Dracula ( novel) written by Bram stoker is a text which reflects its English Victorian era context, where gender roles were repressed and science and religion had a conflicting relationship. Van Helsing (Stephen Summers) is a contemporary reproduction which demonstrates the same concepts and concerns that have endured but evolved, and so they have been represented for the modern day audience. The evolution of the concern of Gender roles and the idea of the new woman is very obvious through the comparison this essay will make between the conservative Victorian era Mina Harker and the superwoman 2004 Anna. The Victorian era’s idea of Science and Technology Vs Religion evident in Dracula, has endured, and reincarnated through the characterization such as the equipped superhero-type Van Helsing and the ageless scientific Dracula. Modernised concepts are heavily represented through clever usage of film devices and technique such as shot angles, music and scene structure.

Women of the Victorian era had very suppressed roles and it was at this time, where women were struggling for liberation causing the evolution of the Victorian new woman.
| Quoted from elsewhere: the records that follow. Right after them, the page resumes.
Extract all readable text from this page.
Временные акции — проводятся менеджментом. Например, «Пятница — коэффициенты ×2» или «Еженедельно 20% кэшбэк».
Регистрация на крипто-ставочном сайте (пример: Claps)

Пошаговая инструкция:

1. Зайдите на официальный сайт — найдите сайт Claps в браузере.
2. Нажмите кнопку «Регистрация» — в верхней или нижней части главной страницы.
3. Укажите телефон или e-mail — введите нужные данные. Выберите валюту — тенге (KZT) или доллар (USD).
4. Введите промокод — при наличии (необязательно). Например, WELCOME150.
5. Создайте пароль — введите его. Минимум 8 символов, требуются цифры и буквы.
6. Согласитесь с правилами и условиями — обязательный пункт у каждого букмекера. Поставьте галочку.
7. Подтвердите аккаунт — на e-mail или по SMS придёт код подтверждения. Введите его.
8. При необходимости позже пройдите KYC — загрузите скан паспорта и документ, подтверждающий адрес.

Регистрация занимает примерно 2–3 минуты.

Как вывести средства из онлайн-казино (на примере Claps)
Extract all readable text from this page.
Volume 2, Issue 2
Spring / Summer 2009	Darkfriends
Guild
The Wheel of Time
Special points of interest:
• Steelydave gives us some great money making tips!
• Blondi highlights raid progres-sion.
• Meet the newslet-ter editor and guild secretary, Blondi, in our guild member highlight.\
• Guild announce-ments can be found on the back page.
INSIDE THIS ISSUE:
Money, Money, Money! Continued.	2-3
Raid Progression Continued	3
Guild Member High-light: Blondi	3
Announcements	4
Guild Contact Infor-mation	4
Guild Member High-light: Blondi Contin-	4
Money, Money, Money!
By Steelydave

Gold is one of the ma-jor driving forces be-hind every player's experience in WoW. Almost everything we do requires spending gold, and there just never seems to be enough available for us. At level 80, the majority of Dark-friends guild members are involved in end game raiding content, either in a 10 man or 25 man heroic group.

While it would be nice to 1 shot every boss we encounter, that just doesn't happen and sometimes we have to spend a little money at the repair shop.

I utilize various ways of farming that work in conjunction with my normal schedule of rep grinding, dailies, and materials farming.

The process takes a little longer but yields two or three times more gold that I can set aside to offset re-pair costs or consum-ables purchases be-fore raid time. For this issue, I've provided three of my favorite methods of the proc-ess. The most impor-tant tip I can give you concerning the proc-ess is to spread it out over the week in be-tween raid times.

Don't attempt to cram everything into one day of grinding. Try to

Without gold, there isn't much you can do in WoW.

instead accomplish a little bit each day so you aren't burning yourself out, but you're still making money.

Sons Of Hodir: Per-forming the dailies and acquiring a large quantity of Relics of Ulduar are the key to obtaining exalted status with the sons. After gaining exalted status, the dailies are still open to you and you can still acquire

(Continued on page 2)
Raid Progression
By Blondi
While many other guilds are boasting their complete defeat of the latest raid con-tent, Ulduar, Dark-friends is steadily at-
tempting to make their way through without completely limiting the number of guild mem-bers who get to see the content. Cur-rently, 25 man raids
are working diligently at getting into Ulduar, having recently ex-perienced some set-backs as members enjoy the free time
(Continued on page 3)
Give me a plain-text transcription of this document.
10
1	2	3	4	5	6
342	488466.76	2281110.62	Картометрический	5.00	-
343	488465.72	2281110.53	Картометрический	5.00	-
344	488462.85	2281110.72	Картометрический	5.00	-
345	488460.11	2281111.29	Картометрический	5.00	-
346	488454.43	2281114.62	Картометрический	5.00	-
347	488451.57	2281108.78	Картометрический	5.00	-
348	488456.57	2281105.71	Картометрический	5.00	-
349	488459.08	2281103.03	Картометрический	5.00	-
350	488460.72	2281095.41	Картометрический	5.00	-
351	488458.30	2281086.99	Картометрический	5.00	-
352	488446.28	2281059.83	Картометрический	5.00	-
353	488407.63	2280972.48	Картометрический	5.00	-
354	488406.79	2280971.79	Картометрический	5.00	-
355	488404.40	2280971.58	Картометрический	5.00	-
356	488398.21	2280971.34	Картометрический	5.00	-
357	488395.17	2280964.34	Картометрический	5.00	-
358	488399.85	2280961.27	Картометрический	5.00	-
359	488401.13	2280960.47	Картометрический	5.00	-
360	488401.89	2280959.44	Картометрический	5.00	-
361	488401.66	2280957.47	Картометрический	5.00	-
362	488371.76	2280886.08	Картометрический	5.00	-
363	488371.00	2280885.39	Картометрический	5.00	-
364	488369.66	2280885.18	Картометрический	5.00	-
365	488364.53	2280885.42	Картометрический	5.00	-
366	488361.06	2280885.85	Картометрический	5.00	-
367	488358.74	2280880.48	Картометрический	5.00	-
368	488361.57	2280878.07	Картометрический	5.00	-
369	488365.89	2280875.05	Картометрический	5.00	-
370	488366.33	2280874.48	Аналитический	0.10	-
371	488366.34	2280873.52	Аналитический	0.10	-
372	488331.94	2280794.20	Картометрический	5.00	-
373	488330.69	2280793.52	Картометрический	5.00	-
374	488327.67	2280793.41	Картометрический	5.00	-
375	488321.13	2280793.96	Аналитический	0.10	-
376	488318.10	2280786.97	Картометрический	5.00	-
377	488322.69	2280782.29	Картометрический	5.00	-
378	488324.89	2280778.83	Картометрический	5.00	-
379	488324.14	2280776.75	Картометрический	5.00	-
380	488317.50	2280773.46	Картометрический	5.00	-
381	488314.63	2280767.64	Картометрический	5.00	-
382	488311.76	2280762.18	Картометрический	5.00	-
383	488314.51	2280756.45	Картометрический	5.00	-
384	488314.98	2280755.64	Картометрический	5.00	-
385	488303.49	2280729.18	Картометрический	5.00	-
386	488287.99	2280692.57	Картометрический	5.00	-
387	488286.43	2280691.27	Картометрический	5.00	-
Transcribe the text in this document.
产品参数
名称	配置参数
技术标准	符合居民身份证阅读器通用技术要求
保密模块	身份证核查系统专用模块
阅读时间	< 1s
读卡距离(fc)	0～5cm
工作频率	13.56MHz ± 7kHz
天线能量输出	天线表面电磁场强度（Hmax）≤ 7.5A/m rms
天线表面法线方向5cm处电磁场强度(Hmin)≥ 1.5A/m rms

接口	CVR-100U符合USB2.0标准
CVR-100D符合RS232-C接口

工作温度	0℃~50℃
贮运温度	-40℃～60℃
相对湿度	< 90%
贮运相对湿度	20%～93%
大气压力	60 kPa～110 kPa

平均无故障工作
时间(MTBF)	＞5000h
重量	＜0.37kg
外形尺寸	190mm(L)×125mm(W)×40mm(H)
Lucy Wenestria, the evolving New woman in Dracula, was seen by the society as a female character with outrageous behaviour and socially unacceptable due to her sexual expression. However, Bram Stoker’s Lucy character would seem almost conservative compared to the modernised ‘Anna’ of Van Helsing. It is obvious that because of the liberation and dominance gained by women over the years since the Victorian era, the women of the contemporary film would be even more dominant and outrageous in behaviour, sexually and violently. This is demonstrated in the re-incarnation of Lucy, Anna of Van Helsing.